Credit Risk Climbs on Brexit for Second Day as Market Shuts Down

  • Cost of insuring corporate debt climbs to four-month high
  • No new issuance on Monday amid market uncertainty on way ahead

Are Markets Overreacting to Brexit?

Corporate-credit risk soared for a second day as investors grappled with uncertainty following the U.K.’s vote to leave the European Union.

The cost of insuring corporate debt against default climbed to the highest in about four months in Europe, amid heavy trading volumes, and the riskiest bank bonds fell. In the U.S., indexes of credit-default swaps extended Friday’s gains to reach the highest since March.

No company offered bonds in Europe on Monday, as financial markets were rattled by the Brexit vote, the subsequent resignation of Prime Minister David Cameron and a lack of clarity about how and when the U.K. will leave the EU. There may be no bond sales of any type this week in Europe, according to a third of market participants surveyed by Bloomberg.

“There is still a lot of uncertainty over what’s going to happen,” said Juan Esteban Valencia, a credit strategist at Societe Generale SA in Paris. “It’s not quite panic but people are concerned. We need to see how the situation shakes out.”

The Markit iTraxx Crossover Index, which tracks credit-default swaps on mostly junk-rated companies, jumped 22 basis points to 411 basis points, the highest since Feb. 26, according to data compiled by Bloomberg. Gauges of swaps tied to investment-grade corporate debt and subordinated financial bonds also climbed to the highest since February.

Bank AT1s

Lloyds Banking Group Plc’s 1.5 billion pounds ($2 billion) of 7.625 percent Additional tier 1 bonds, the first debt securities to take losses if a bank runs into trouble, fell 3 cents to 90 cents. Similar notes sold by Barclays Plc, Bank of Ireland and other European lenders also declined.

The risk premium on the Markit CDX North America Investment Grade Index, a credit-default swaps benchmark tied to investment-grade companies, jumped as much as two basis points to 89 basis points. It gained about 11 basis points on Friday, the biggest jump since October 2014. A similar gauge for high-yield bonds gained 10 basis points to 470 after surging 38 basis points Friday.

Trading Volumes

About $1.7 billion of protection on the high-yield benchmark changed hands on Monday as of 1:40 p.m. in London, already more than an average full day, Bloomberg data show. Traders bought and sold $4.9 billion of swaps on the Markit iTraxx Europe Index of credit-default swaps insuring investment-grade corporate bonds, more than half the average for a full day, the data show.

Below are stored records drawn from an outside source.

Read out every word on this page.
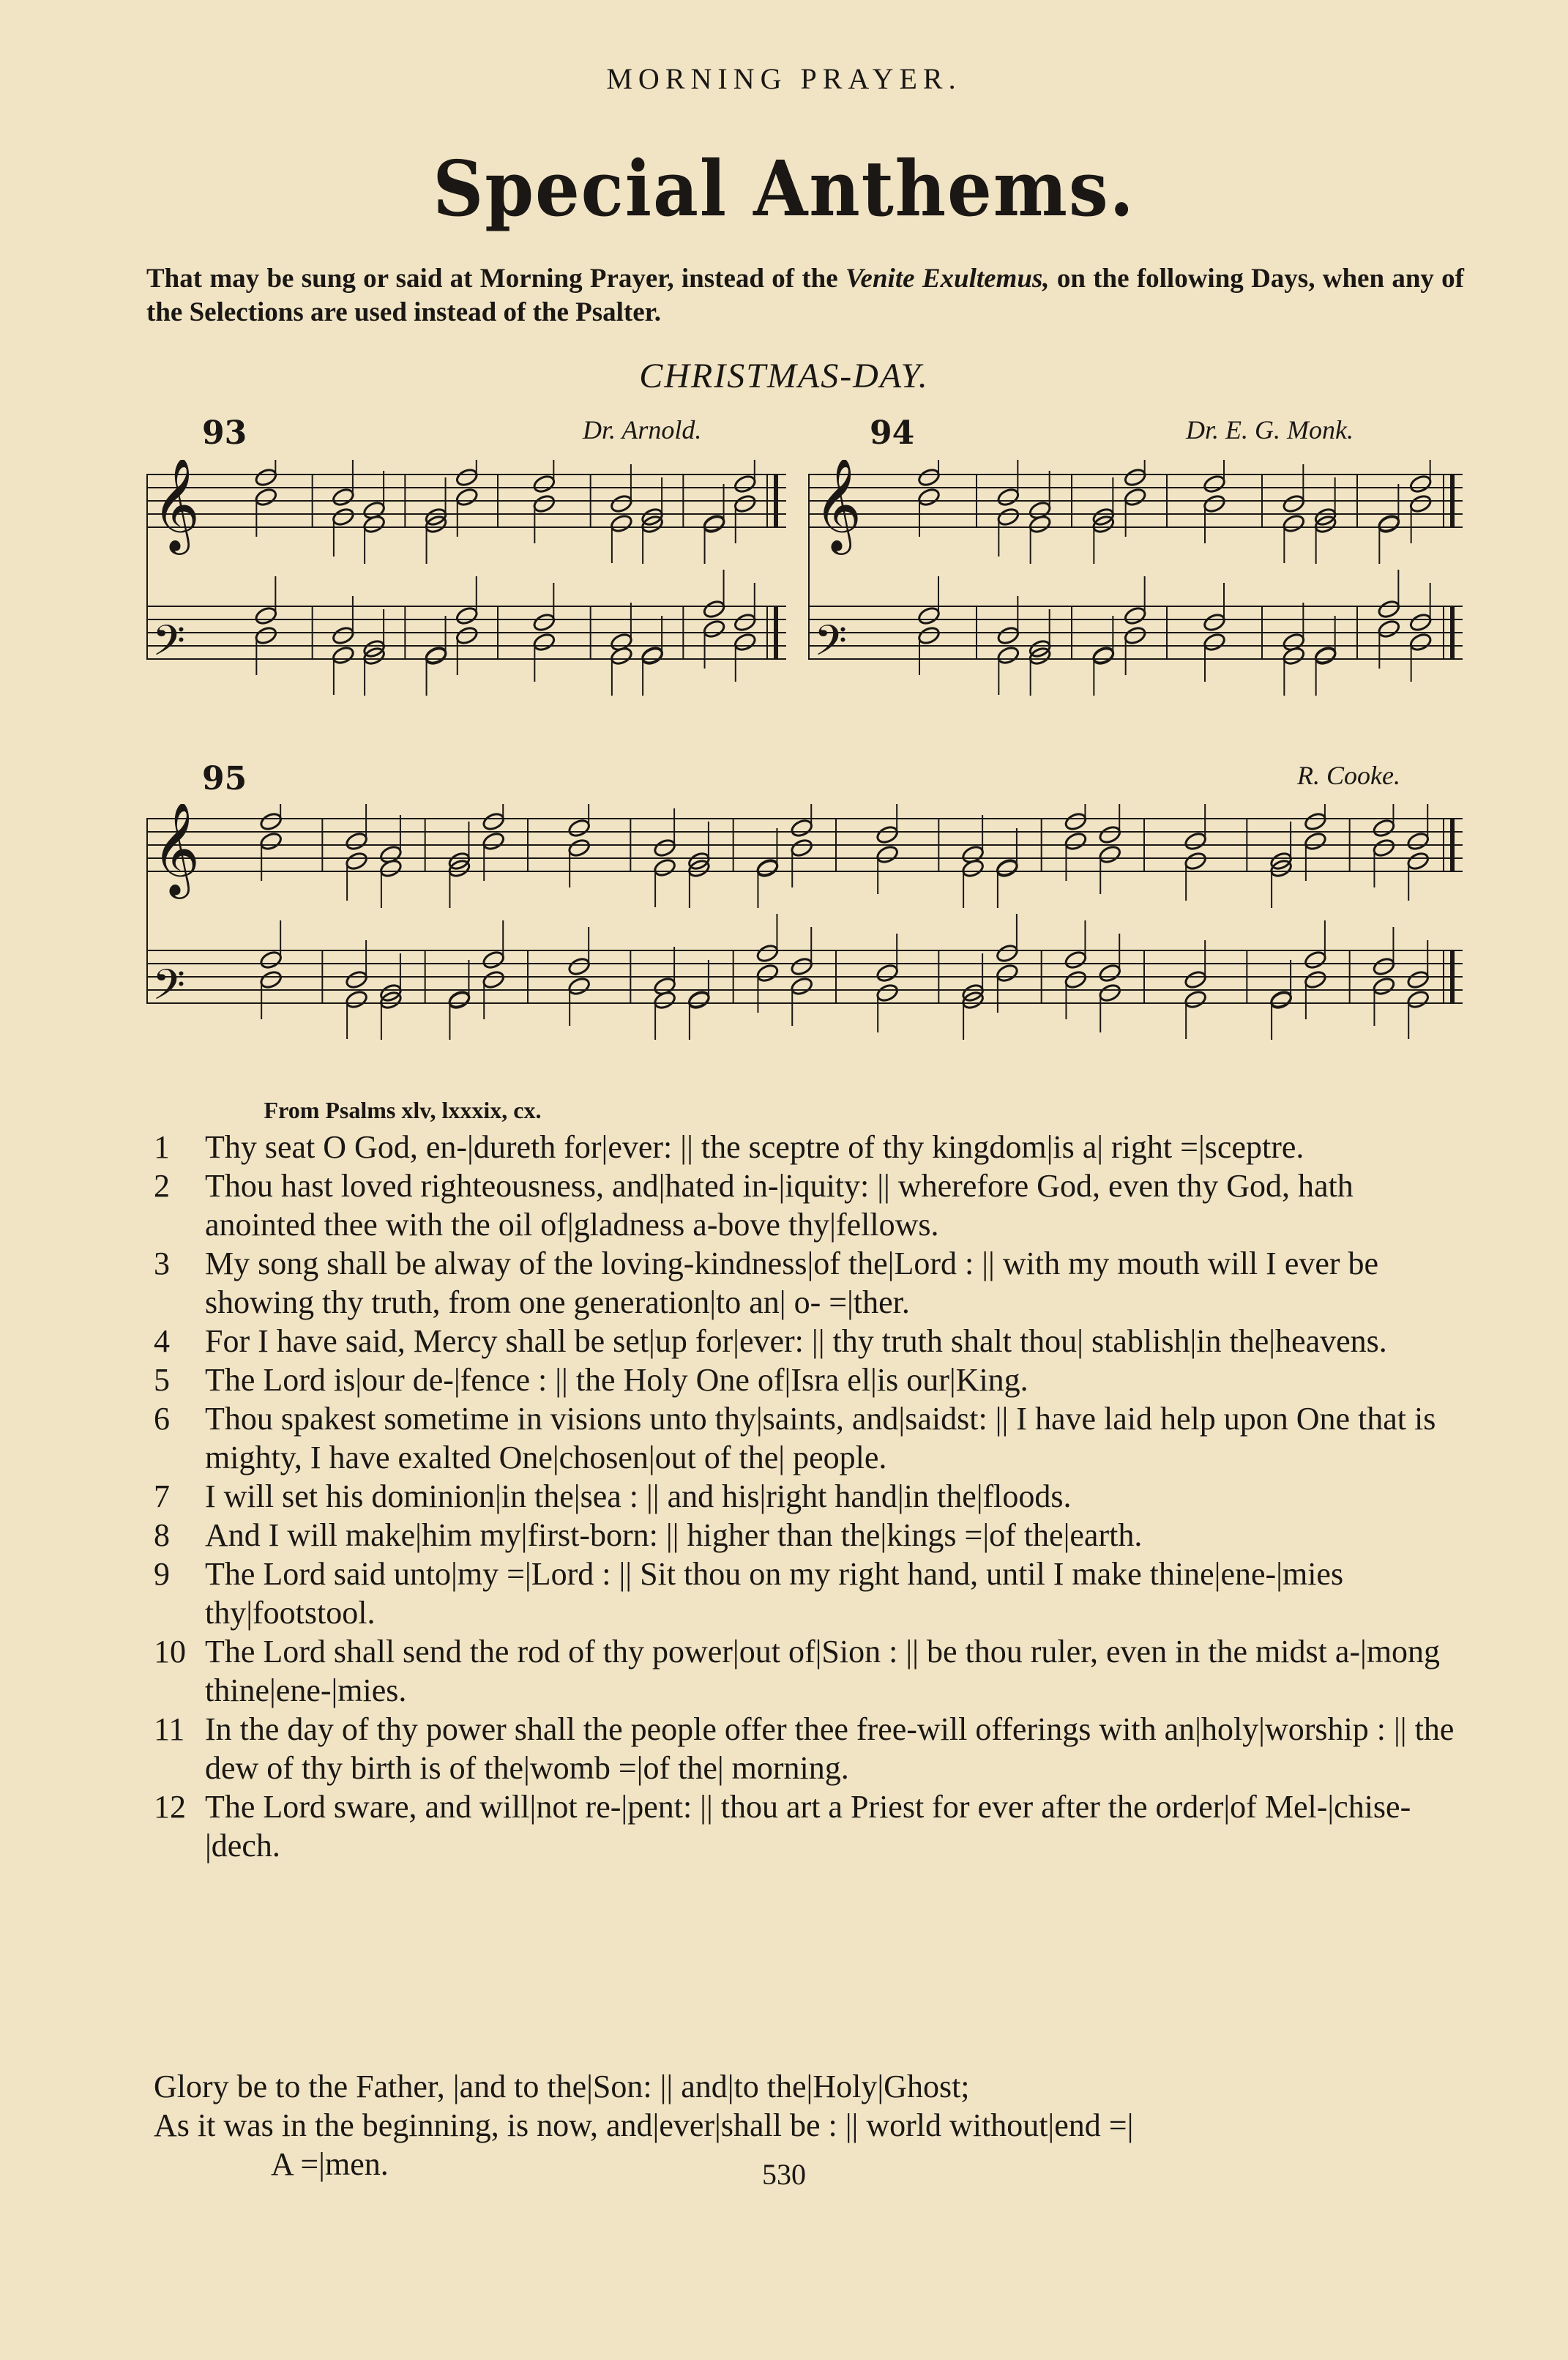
MORNING PRAYER.
Special Anthems.
That may be sung or said at Morning Prayer, instead of the Venite Exultemus, on the following Days, when any of the Selections are used instead of the Psalter.
CHRISTMAS-DAY.
93	Dr. Arnold.	94	Dr. E. G. Monk.
95	R. Cooke.
𝄞
𝄢
𝄞
𝄢
𝄞
𝄢
From Psalms xlv, lxxxix, cx.
1	Thy seat O God, en-|dureth for|ever: || the sceptre of thy kingdom|is a| right =|sceptre.
2	Thou hast loved righteousness, and|hated in-|iquity: || wherefore God, even thy God, hath anointed thee with the oil of|gladness a-bove thy|fellows.
3	My song shall be alway of the loving-kindness|of the|Lord : || with my mouth will I ever be showing thy truth, from one generation|to an| o- =|ther.
4	For I have said, Mercy shall be set|up for|ever: || thy truth shalt thou| stablish|in the|heavens.
5	The Lord is|our de-|fence : || the Holy One of|Isra el|is our|King.
6	Thou spakest sometime in visions unto thy|saints, and|saidst: || I have laid help upon One that is mighty, I have exalted One|chosen|out of the| people.
7	I will set his dominion|in the|sea : || and his|right hand|in the|floods.
8	And I will make|him my|first-born: || higher than the|kings =|of the|earth.
9	The Lord said unto|my =|Lord : || Sit thou on my right hand, until I make thine|ene-|mies thy|footstool.
10 The Lord shall send the rod of thy power|out of|Sion : || be thou ruler, even in the midst a-|mong thine|ene-|mies.
11 In the day of thy power shall the people offer thee free-will offerings with an|holy|worship : || the dew of thy birth is of the|womb =|of the| morning.
12 The Lord sware, and will|not re-|pent: || thou art a Priest for ever after the order|of Mel-|chise-|dech.
Glory be to the Father, |and to the|Son: || and|to the|Holy|Ghost;
As it was in the beginning, is now, and|ever|shall be : || world without|end =|
A =|men.	530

The average yield investors demand to hold high-yield corporate bonds in euros jumped 32 basis points on Friday to 4.97 percent, the highest since April, according to Bank of America Merrill Lynch index data. Borrowing costs for investment-grade companies rose two basis points to a more than two-week high of 0.98 percent, the data show.

“The market has always reacted to uncertainty through severe risk-off positioning, and the trading we’re seeing right now highlights that,” Suki Mann, founder of bond-market commentator CreditMarketDaily.com, wrote in a note to clients.